Pelaksanaan pembangunan disetiap daerah cenderung akan menimbulkan berbagi permasalahan dan konflik pemanfaatan ruang yang mengupayakan pemanfaatan ruang yang seimbang antara kebutuhan dan ekologi. Keterbatasanlah yang menjadi salah satu penyebab permasalahan yang timbul dalam kegiatan yang ada didalamnya. Keterbatasan akan lahan tidak mampu mengimbangi bagaimana peningkatan kebutuhan akan pembangunan bangunan mulai dari perumahan, kawasan perdagangan dan jasa, industri dan kegiatan lainnya. Sedangkan disisi lain lembaga yang bertugas dalam pelestarian lingkungan mengatakan perlu adanya konservasi wilayah terbuka baik berupa RTH, hutan kota, jalur hijau dan jenis ruang tebuka lainya. Tentunya dengan melihat ketersediaan lahan yang ada belum tentu dapat memenuhi keduanya, belum lagi apabila faktor pertumbuhan penduduk dimasukan kedalamnya. Saat ini pengelolaan masih bersifat sektoral, parsial dan bergantung keputusan masing-masing daerah sehingga sangat sulit untuk menembus batas pemisah administrasi untuk menciptakan sinergi dan keseimbangan kewilayahan yang tidak hanya terbatas dalam administrasi lagi.
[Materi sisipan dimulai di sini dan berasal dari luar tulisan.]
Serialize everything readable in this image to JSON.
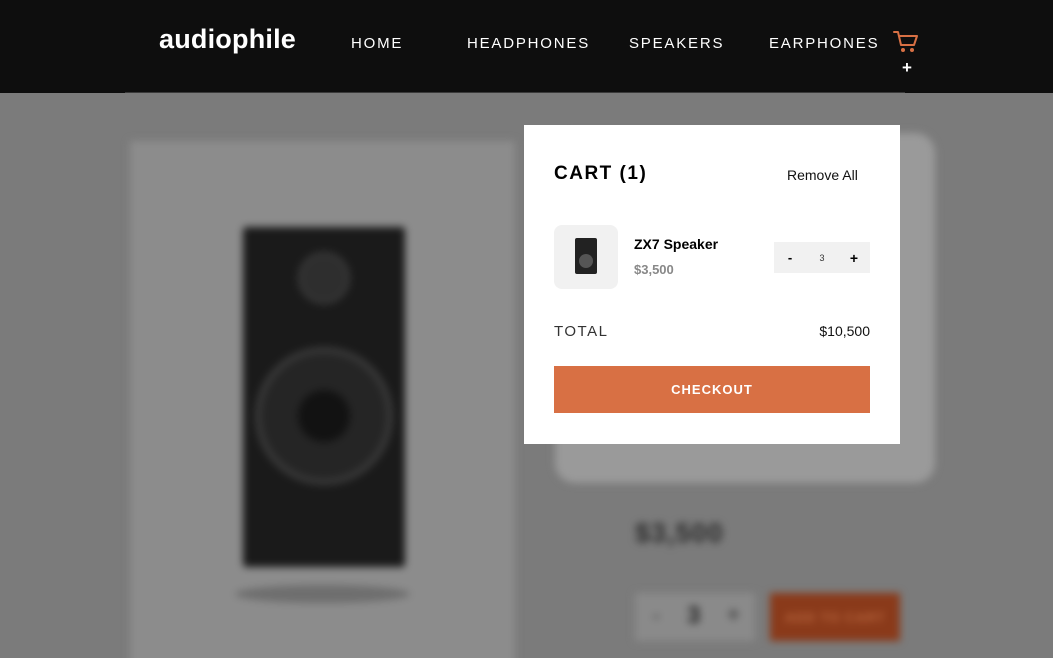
{
  "header": {
    "logo": "audiophile",
    "nav": [
      {
        "label": "HOME"
      },
      {
        "label": "HEADPHONES"
      },
      {
        "label": "SPEAKERS"
      },
      {
        "label": "EARPHONES"
      }
    ],
    "cart_icon": "shopping-cart-icon",
    "cart_plus": "+"
  },
  "background_page": {
    "price": "$3,500",
    "quantity": {
      "minus": "-",
      "value": "3",
      "plus": "+"
    },
    "add_to_cart": "ADD TO CART"
  },
  "cart": {
    "title": "CART (1)",
    "remove_all": "Remove All",
    "items": [
      {
        "name": "ZX7 Speaker",
        "price": "$3,500",
        "minus": "-",
        "quantity": "3",
        "plus": "+"
      }
    ],
    "total_label": "TOTAL",
    "total_value": "$10,500",
    "checkout_label": "CHECKOUT"
  },
  "colors": {
    "accent": "#D87044",
    "header_bg": "#0E0E0E",
    "overlay": "#7B7B7B"
  }
}
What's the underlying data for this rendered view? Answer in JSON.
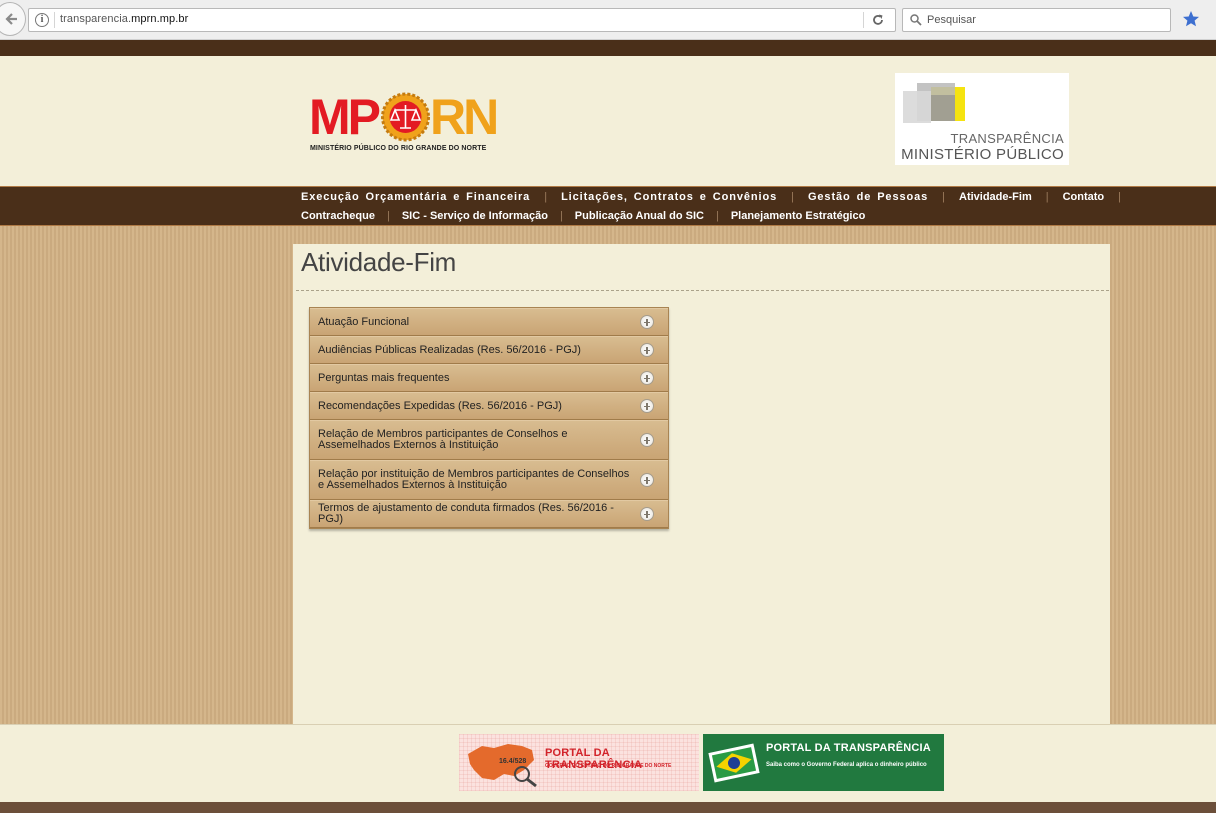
{
  "browser": {
    "url_prefix": "transparencia.",
    "url_domain": "mprn.mp.br",
    "search_placeholder": "Pesquisar"
  },
  "header": {
    "logo_left_part": "MP",
    "logo_right_part": "RN",
    "logo_subtitle": "MINISTÉRIO PÚBLICO DO RIO GRANDE DO NORTE",
    "transparency_line1": "TRANSPARÊNCIA",
    "transparency_line2": "MINISTÉRIO PÚBLICO"
  },
  "nav": {
    "row1": [
      "Execução Orçamentária e Financeira",
      "Licitações, Contratos e Convênios",
      "Gestão de Pessoas",
      "Atividade-Fim",
      "Contato"
    ],
    "row2": [
      "Contracheque",
      "SIC - Serviço de Informação",
      "Publicação Anual do SIC",
      "Planejamento Estratégico"
    ],
    "separator": "|"
  },
  "main": {
    "title": "Atividade-Fim",
    "accordion": [
      "Atuação Funcional",
      "Audiências Públicas Realizadas (Res. 56/2016 - PGJ)",
      "Perguntas mais frequentes",
      "Recomendações Expedidas (Res. 56/2016 - PGJ)",
      "Relação de Membros participantes de Conselhos e Assemelhados Externos à Instituição",
      "Relação por instituição de Membros participantes de Conselhos e Assemelhados Externos à Instituição",
      "Termos de ajustamento de conduta firmados (Res. 56/2016 - PGJ)"
    ]
  },
  "footer": {
    "banner_rn_title": "PORTAL DA TRANSPARÊNCIA",
    "banner_rn_subtitle": "GOVERNO DO ESTADO DO RIO GRANDE DO NORTE",
    "banner_rn_number": "16.4/528",
    "banner_fed_title": "PORTAL DA TRANSPARÊNCIA",
    "banner_fed_subtitle": "Saiba como o Governo Federal aplica o dinheiro público"
  },
  "colors": {
    "nav_brown": "#4a2f19",
    "page_cream": "#f3efd9",
    "side_tan": "#d2b184",
    "logo_red": "#e31b23",
    "logo_orange": "#f0a21b"
  }
}
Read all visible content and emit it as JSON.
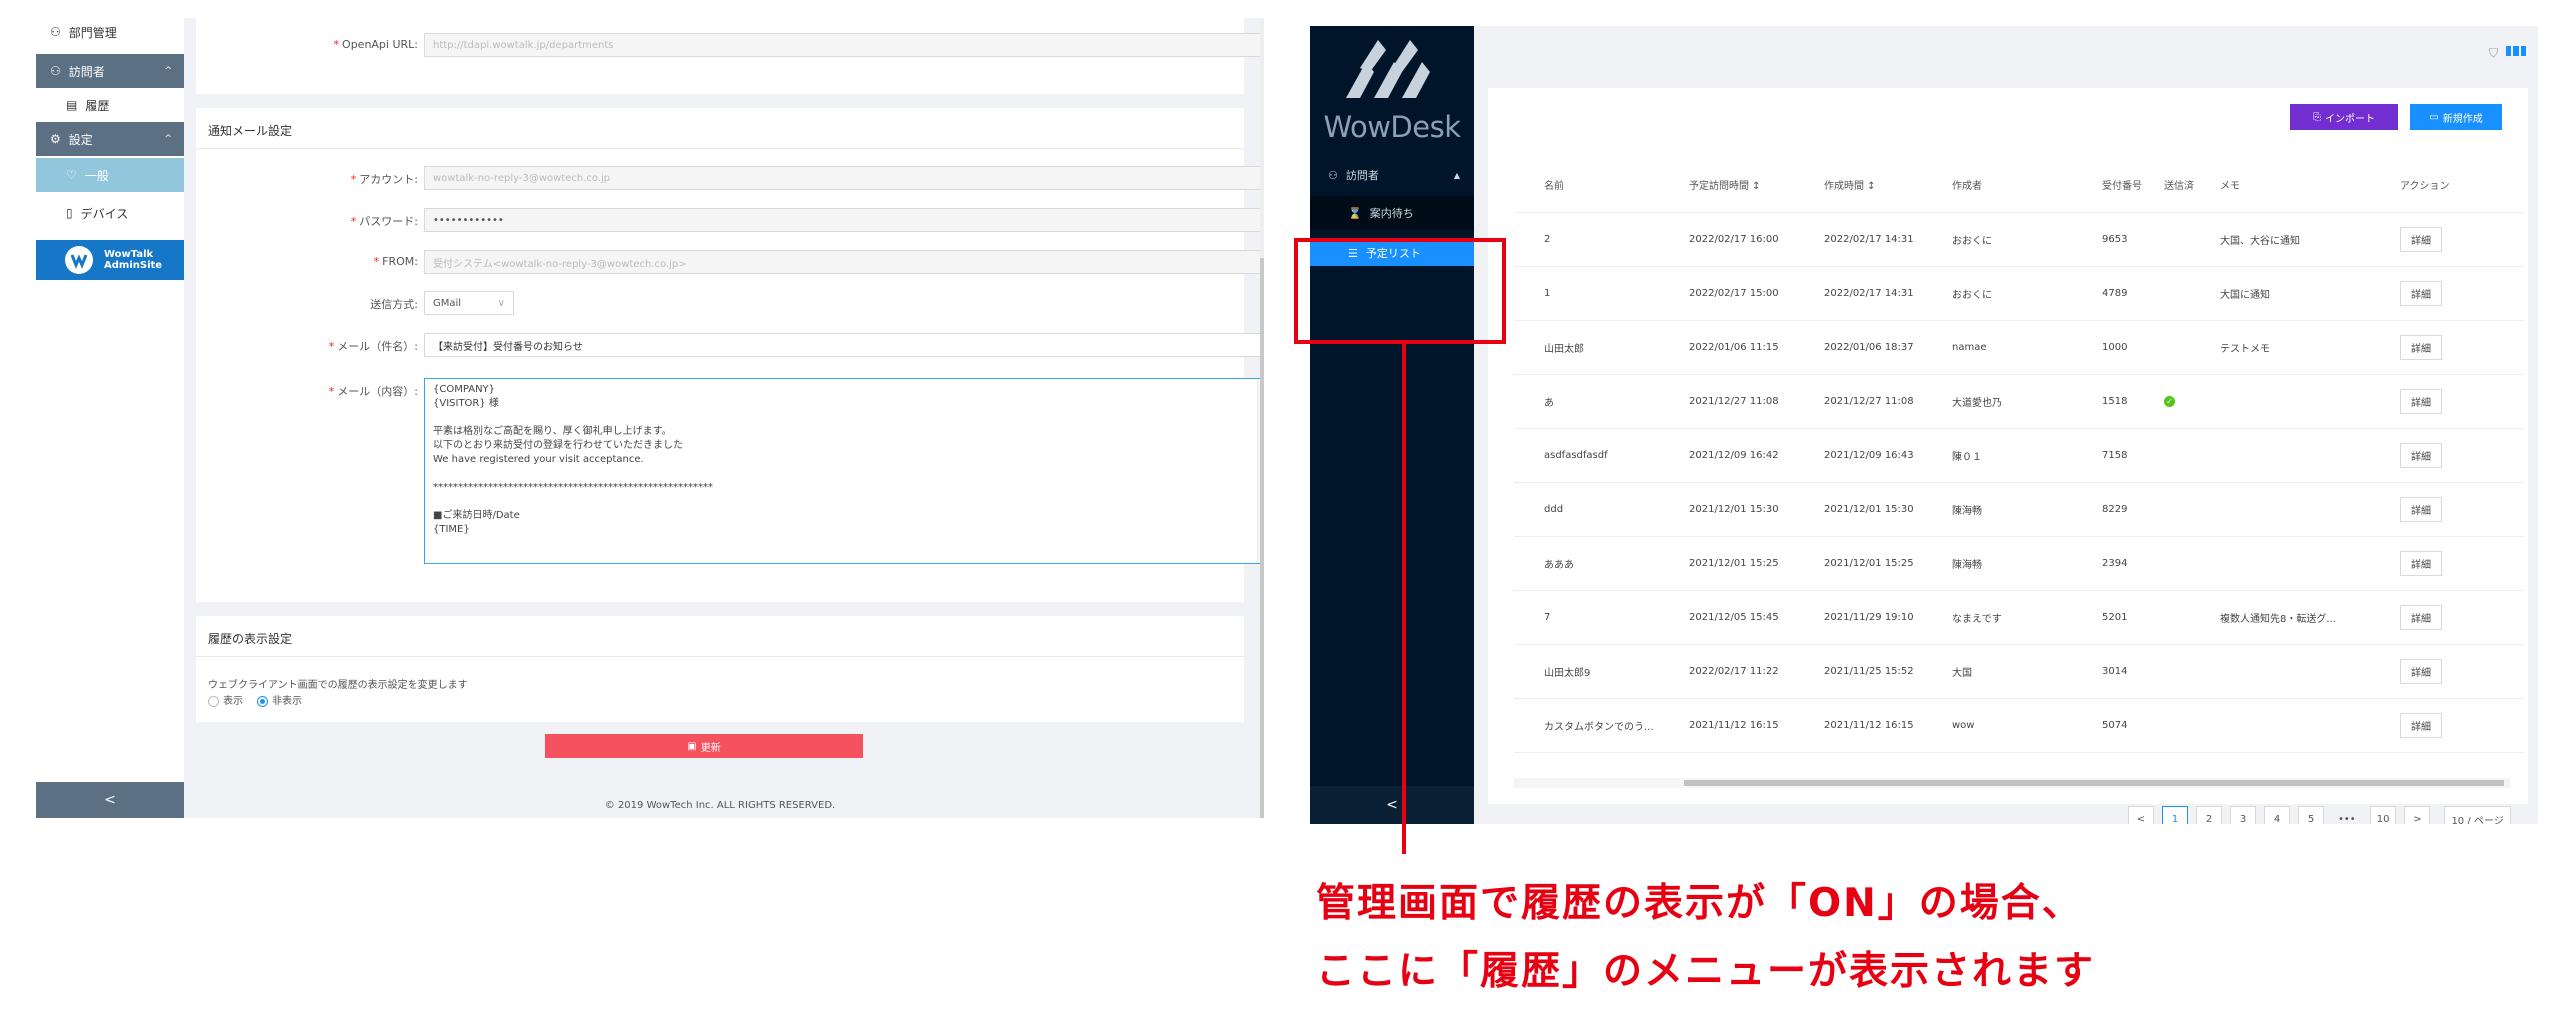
{
  "left": {
    "sidebar": {
      "items": [
        {
          "icon": "department-icon",
          "label": "部門管理"
        },
        {
          "icon": "visitor-icon",
          "label": "訪問者"
        },
        {
          "icon": "history-icon",
          "label": "履歴"
        },
        {
          "icon": "gear-icon",
          "label": "設定"
        },
        {
          "icon": "general-icon",
          "label": "一般"
        },
        {
          "icon": "device-icon",
          "label": "デバイス"
        }
      ],
      "admin_logo_line1": "WowTalk",
      "admin_logo_line2": "AdminSite",
      "collapse": "<"
    },
    "openapi": {
      "label": "OpenApi URL:",
      "placeholder": "http://tdapi.wowtalk.jp/departments"
    },
    "mail_section": {
      "title": "通知メール設定",
      "account_label": "アカウント:",
      "account_value": "wowtalk-no-reply-3@wowtech.co.jp",
      "password_label": "パスワード:",
      "password_value": "••••••••••••",
      "from_label": "FROM:",
      "from_value": "受付システム<wowtalk-no-reply-3@wowtech.co.jp>",
      "method_label": "送信方式:",
      "method_value": "GMail",
      "subject_label": "メール（件名）:",
      "subject_value": "【来訪受付】受付番号のお知らせ",
      "body_label": "メール（内容）:",
      "body_lines": [
        "{COMPANY}",
        "   {VISITOR} 様",
        "",
        "   平素は格別なご高配を賜り、厚く御礼申し上げます。",
        "   以下のとおり来訪受付の登録を行わせていただきました",
        "   We have registered your visit acceptance.",
        "",
        "   ********************************************************",
        "",
        "   ■ご来訪日時/Date",
        "   {TIME}"
      ]
    },
    "history_section": {
      "title": "履歴の表示設定",
      "desc": "ウェブクライアント画面での履歴の表示設定を変更します",
      "opt_show": "表示",
      "opt_hide": "非表示"
    },
    "update_button": "更新",
    "footer": "© 2019 WowTech Inc. ALL RIGHTS RESERVED."
  },
  "right": {
    "logo_text": "WowDesk",
    "sidebar": {
      "section": "訪問者",
      "items": [
        "案内待ち",
        "予定リスト"
      ],
      "collapse": "<"
    },
    "toolbar": {
      "import": "インポート",
      "create": "新規作成"
    },
    "table": {
      "headers": [
        "名前",
        "予定訪問時間 ↕",
        "作成時間 ↕",
        "作成者",
        "受付番号",
        "送信済",
        "メモ",
        "アクション"
      ],
      "rows": [
        [
          "2",
          "2022/02/17 16:00",
          "2022/02/17 14:31",
          "おおくに",
          "9653",
          "",
          "大国、大谷に通知",
          "詳細"
        ],
        [
          "1",
          "2022/02/17 15:00",
          "2022/02/17 14:31",
          "おおくに",
          "4789",
          "",
          "大国に通知",
          "詳細"
        ],
        [
          "山田太郎",
          "2022/01/06 11:15",
          "2022/01/06 18:37",
          "namae",
          "1000",
          "",
          "テストメモ",
          "詳細"
        ],
        [
          "あ",
          "2021/12/27 11:08",
          "2021/12/27 11:08",
          "大道愛也乃",
          "1518",
          "ok",
          "",
          "詳細"
        ],
        [
          "asdfasdfasdf",
          "2021/12/09 16:42",
          "2021/12/09 16:43",
          "陳０１",
          "7158",
          "",
          "",
          "詳細"
        ],
        [
          "ddd",
          "2021/12/01 15:30",
          "2021/12/01 15:30",
          "陳海畅",
          "8229",
          "",
          "",
          "詳細"
        ],
        [
          "あああ",
          "2021/12/01 15:25",
          "2021/12/01 15:25",
          "陳海畅",
          "2394",
          "",
          "",
          "詳細"
        ],
        [
          "7",
          "2021/12/05 15:45",
          "2021/11/29 19:10",
          "なまえです",
          "5201",
          "",
          "複数人通知先8・転送グ...",
          "詳細"
        ],
        [
          "山田太郎9",
          "2022/02/17 11:22",
          "2021/11/25 15:52",
          "大国",
          "3014",
          "",
          "",
          "詳細"
        ],
        [
          "カスタムボタンでのう...",
          "2021/11/12 16:15",
          "2021/11/12 16:15",
          "wow",
          "5074",
          "",
          "",
          "詳細"
        ]
      ]
    },
    "pagination": {
      "prev": "<",
      "pages": [
        "1",
        "2",
        "3",
        "4",
        "5"
      ],
      "ellipsis": "•••",
      "last": "10",
      "next": ">",
      "page_size": "10 / ページ"
    }
  },
  "annotation": {
    "line1": "管理画面で履歴の表示が「ON」の場合、",
    "line2": "ここに「履歴」のメニューが表示されます",
    "color": "#e60012"
  }
}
Dalam pengelolaan lingkungan pada dasarnya memiliki beberapa proses yang include didalamnya sebagai satu kesatuan yang pelaksanaanya harus sistematis dan runtut. Dalam penataan ruang diperlukan dukungan terkait dengan gambaran bagaimana tatanan lingkungan, daya dukung lingkungan, baku mutu, konservasi sumber daya alam, dan keterpaduan terkait dengan SDA, SDM dan infrastruktur pendukung. Hal tersebut untuk menghasilkan penataan ruang yang memiliki kualitas yang tinggi. Sedangkan dalam pelaksaan mewujudkan pembangunan berkelanjutan dan kualitas lingkungan yang baik maka diperlukan kajian AMDAL yang melihat bagaimana kondisi baku mutu dan tatanan lingkungan yang ada. Dalam hal penataan ruang ada beberapa kaidah yang wajib diperhatikan seperti perencanaan tata ruang, pemanfaaatan ruang, dan pengendalian pemanfaatan ruang.